Last Saturday I had the opportunity to play a concert which featured Joshua Roman as soloist. It was a singular experience for me; I have never been closer to someone that good at my own instrument (after his first rehearsal with us he actually came back out and played in the section a little -- he was sitting right next to me!). I cannot say enough good things about his playing: fluid yet lush, effortless yet passionate.
After the first rehearsal, I came home a little discouraged. Let me explain. I am sure that Joshua spends many hours a day practicing; you cannot reach such heights without years of dedication. But even if I were to lock myself in a room and do nothing but practice, I would never ever be as good at the cello as him. Again that pesky word effortless; I could sweat and strain and maybe make some of the same shifts, but he slid through jumps with an ease which I could never match. That is one of the marks of greatness, that he makes difficult things look easy.

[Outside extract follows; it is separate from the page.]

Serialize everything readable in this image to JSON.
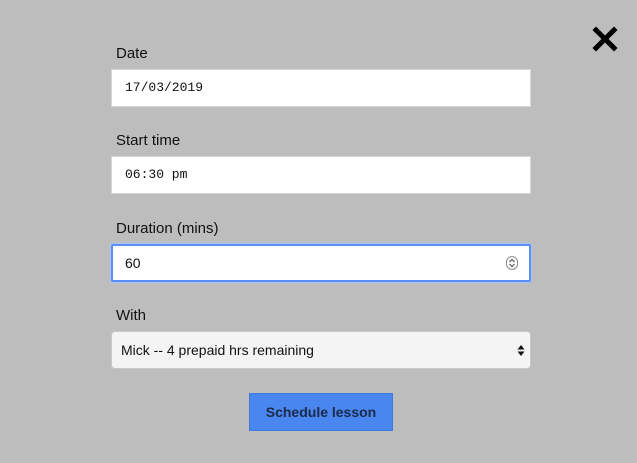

I think there are two basic responses to being confronted with greatness like this. They are separated only by a thin line, but they are miles apart. First, the sin driven response. I came home discouraged that night because I knew not only that I would never play the cello like that, but that I would never produce art on that level. My vanity in my cello playing has diminished over time, worn down by lack of practice and a realistic measurement of my abilities. But there are other storehouses for my fragile self-image. In particular my writing: I like to think of myself as a good writer, someone who loves language and ideas and can generally harness them and drive them in the direction I want them to go. But chances are good that I will never make my living as a writer (as I sometimes dream of doing). I suffer, I confess, from a need for self-justification. It isn't that I want to be rich and famous as an author, but I do crave the self-satisfaction of knowing that I have created something lasting and worthwhile. The music which Roman creates is intrinsically, instinctively wonderful: I long for a taste of that experience.
As usual my wife has a good bit more sense than I do. We talked about my insecurities, worked through my petty self-image. I realized some very important things. I will never be a Dostoyevsky, will probably not ever even be a Buechner, but that is emphatically ok. In the end it does not matter if I do not reach dizzying heights with my prose; it is enough that I do what I can with the time and talents given to me. God does not need my scarce talents as a writer to bring about his Kingdom. Rather he has given me the skills He has in the amounts He has in order that I might glorify Him. Maybe that is one reason I feel compelled to write on this blog, as a part of good stewardship over my talents. Better that I make use of what I do have.
But what of the other response? If my initial reaction was intermixed with sin (which it certainly was), there was perhaps an element of the longing I felt that was pure and good. I think that the longing I felt had to do with being an amateur -- not in the pedestrian sense of the word, someone who is not good enough to be a professional (though that certainly applies to me), but in the root sense, someone who performs an action out of love for it. In that sense I am assuredly an amateur cellist: I play because music lifts my soul, exhilarates me like few other things. I can point to a handful of moments in my life as a cellist that I would call truly transcendent, and those alone are more than enough compensation for the years of hard work and frustration. I think Dostoyevsky was on to something when he said "Beauty will save the world." Not in an ultimate sense of course (unless you mean the beauty of Christ), but beauty does point (no, stronger -- guide) our souls to the source of beauty. That is a part of the longing I felt when I heard Joshua Roman play: I had the desire to break through the mundane and experience transforming beauty, but not the ability. In The Symposium Diotima tells Socrates that the desire of love is to give birth to beauty; in this case I felt a little like Hannah before the Lord blessed her with Samuel.
I feel like this in life quite often. There is a thirst that reaches down into each one of us, a basic desire which seems to elude satisfaction. Yet Christ promises a deep, abiding slaking of that thirst. How do I reconcile that promise with my life? Truth is, I spend most of my time avoiding the spring which would satisfy. Grace is mystifying, complex, quite simply beyond me. I cannot comprehend, but I long for it. Thank goodness that art does not imitate life: "it is not of him that willeth, nor of him that runneth, but of God that sheweth mercy."